In the past decade, 38 states in the USA have enacted legislation requiring radiologists to notify a woman if, after undergoing a screening mammogram, she has dense breast tissue. Following the determination – either by full-field digital mammography (FFDM) or by digital breast tomosynthesis (DBT) – the woman will normally be offered the opportunity to undergo a further screening exam with ultrasound which is able to penetrate and “see through” dense breast tissue. This begs two questions. How does FFDM compare to DBT when ultrasound is used to screen for cancers that are mammographically occult? Is ultrasound really necessary for women screened with DBT?
These questions have been answered in a paper that has just been published online by the American Journal of Roentgenology. Elizabeth Dibble and her colleagues at Brown University conducted a retrospective study of 3,102 women, about half of whom underwent FFDM and the other half DBT, with all of them having either heterogeneously dense or extremely dense breast tissue (BI-RADS c or d). All women were reported as negative but were referred for follow-up screening with hand-held ultrasound (HHUS) because of their dense tissue.
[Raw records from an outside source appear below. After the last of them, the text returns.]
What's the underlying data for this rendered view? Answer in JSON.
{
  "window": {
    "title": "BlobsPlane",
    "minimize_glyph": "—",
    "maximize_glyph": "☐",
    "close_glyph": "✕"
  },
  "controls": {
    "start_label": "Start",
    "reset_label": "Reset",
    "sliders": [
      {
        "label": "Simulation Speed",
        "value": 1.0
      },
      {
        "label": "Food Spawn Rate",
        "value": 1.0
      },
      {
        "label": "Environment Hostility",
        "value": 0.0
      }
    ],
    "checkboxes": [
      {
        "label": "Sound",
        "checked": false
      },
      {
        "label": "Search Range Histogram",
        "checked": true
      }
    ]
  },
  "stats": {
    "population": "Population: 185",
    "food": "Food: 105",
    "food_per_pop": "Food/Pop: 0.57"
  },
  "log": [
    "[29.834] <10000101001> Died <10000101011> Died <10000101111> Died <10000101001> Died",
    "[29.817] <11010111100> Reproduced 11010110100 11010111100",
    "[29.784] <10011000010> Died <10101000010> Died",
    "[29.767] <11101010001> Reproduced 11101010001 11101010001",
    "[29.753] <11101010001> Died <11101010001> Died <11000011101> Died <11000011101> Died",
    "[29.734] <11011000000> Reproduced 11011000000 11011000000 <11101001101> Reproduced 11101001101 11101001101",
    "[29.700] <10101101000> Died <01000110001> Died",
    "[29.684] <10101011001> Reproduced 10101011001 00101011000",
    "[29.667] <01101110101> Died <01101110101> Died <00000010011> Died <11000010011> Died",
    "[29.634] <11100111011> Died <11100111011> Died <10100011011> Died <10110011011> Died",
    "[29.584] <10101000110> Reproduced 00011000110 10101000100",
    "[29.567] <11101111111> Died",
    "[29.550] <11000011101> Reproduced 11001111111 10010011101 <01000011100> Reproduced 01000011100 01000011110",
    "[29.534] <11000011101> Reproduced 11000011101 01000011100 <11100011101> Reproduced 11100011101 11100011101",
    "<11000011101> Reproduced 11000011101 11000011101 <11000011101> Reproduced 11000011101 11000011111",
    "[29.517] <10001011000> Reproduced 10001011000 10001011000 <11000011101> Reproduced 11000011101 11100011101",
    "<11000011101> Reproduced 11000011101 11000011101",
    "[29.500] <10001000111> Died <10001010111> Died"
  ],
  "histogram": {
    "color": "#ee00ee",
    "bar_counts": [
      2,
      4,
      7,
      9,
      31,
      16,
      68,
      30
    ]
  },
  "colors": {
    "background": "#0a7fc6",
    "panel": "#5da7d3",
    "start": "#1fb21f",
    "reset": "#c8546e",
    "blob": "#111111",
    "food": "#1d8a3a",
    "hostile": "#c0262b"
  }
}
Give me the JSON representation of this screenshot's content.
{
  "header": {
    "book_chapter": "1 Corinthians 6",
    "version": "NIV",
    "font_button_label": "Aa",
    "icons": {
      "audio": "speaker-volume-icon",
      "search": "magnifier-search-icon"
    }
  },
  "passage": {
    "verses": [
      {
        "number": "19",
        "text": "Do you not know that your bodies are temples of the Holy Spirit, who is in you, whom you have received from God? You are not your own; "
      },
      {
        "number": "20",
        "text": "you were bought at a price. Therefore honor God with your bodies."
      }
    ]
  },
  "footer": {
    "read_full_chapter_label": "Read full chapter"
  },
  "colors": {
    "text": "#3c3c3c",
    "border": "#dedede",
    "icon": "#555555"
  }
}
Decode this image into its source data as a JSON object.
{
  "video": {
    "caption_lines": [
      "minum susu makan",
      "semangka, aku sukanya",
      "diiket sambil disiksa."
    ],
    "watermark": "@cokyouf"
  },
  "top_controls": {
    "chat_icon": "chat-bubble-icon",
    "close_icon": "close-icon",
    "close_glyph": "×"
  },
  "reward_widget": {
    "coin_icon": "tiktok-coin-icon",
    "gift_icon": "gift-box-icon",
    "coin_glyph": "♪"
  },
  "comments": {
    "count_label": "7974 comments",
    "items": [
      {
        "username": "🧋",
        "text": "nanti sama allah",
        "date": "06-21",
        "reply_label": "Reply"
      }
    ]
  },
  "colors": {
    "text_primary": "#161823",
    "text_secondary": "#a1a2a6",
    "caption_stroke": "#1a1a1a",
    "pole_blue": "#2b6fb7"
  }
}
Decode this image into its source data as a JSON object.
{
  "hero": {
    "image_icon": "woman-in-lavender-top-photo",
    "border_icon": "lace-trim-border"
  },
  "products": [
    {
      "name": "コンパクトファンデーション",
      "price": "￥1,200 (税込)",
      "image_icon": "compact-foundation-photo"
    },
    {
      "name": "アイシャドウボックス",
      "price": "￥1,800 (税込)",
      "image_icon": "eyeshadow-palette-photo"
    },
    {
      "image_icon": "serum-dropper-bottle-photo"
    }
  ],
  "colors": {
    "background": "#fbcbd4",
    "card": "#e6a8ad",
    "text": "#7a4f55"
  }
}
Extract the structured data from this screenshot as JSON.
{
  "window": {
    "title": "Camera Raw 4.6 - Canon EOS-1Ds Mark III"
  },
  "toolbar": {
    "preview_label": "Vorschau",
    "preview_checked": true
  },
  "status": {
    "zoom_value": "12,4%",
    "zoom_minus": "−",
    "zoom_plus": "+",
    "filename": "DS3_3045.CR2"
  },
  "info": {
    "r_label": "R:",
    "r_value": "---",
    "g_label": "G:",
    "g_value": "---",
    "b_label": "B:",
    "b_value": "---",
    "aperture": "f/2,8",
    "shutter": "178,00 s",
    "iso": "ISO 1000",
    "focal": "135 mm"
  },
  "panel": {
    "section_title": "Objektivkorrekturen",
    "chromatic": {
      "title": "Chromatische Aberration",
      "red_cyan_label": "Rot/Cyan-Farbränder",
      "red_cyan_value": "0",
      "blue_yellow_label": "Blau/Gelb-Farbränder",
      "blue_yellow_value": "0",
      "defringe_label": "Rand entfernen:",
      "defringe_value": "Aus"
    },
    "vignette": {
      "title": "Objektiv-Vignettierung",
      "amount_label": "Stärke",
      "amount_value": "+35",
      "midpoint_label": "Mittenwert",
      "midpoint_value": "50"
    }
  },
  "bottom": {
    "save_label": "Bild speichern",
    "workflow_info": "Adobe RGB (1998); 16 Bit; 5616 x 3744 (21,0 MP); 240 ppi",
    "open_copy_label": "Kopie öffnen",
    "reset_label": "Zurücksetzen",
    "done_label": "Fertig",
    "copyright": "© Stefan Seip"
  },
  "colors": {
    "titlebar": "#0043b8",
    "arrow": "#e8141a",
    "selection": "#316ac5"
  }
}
Seen at left are the cranio-caudal and medio-lateral oblique FFDM images of a 65-year-old patient with heterogeneously dense breast tissue but no evidence of malignancy. Below right is the HHUS image which showed a 1.2 cm hypoechoic mass with indistinct margins, and an ultrasound-guided biopsy revealed an invasive lobular carcinoma (© American Roentgen Ray Society). The additional cancer detection rate for HHUS after FFDM was 3.5 per 1,000 women screened, and for HHUS after DBT it was 3.0 per 1,000 women. There was no statistical difference between these two findings.
“DBT does not obviate additional ultrasound screening in women with dense breast tissue. No evidence was found of a difference in additional cancer detection rate with screening ultrasound after FFDM versus after DBT,” commented Dibble. “Knowing that the cancer yield of screening ultrasound is similar may help inform clinical practice, because questions abound whether DBT is sufficient for screening women with dense breast tissue.”
While Skaane recently reported that DBT had a higher sensitivity than FFDM in dense breasts (71% vs 54%), Giuliani has shown that when automated breast ultrasound (ABUS) is added to FFDM, sensitivity reaches 97%. Furthermore, earlier this year, Said presented data to show that ABUS had a higher accuracy than DBT. All these findings are good news for CapeRay and its dual-modality Aceso system that combines FFDM and ABUS in the same platform.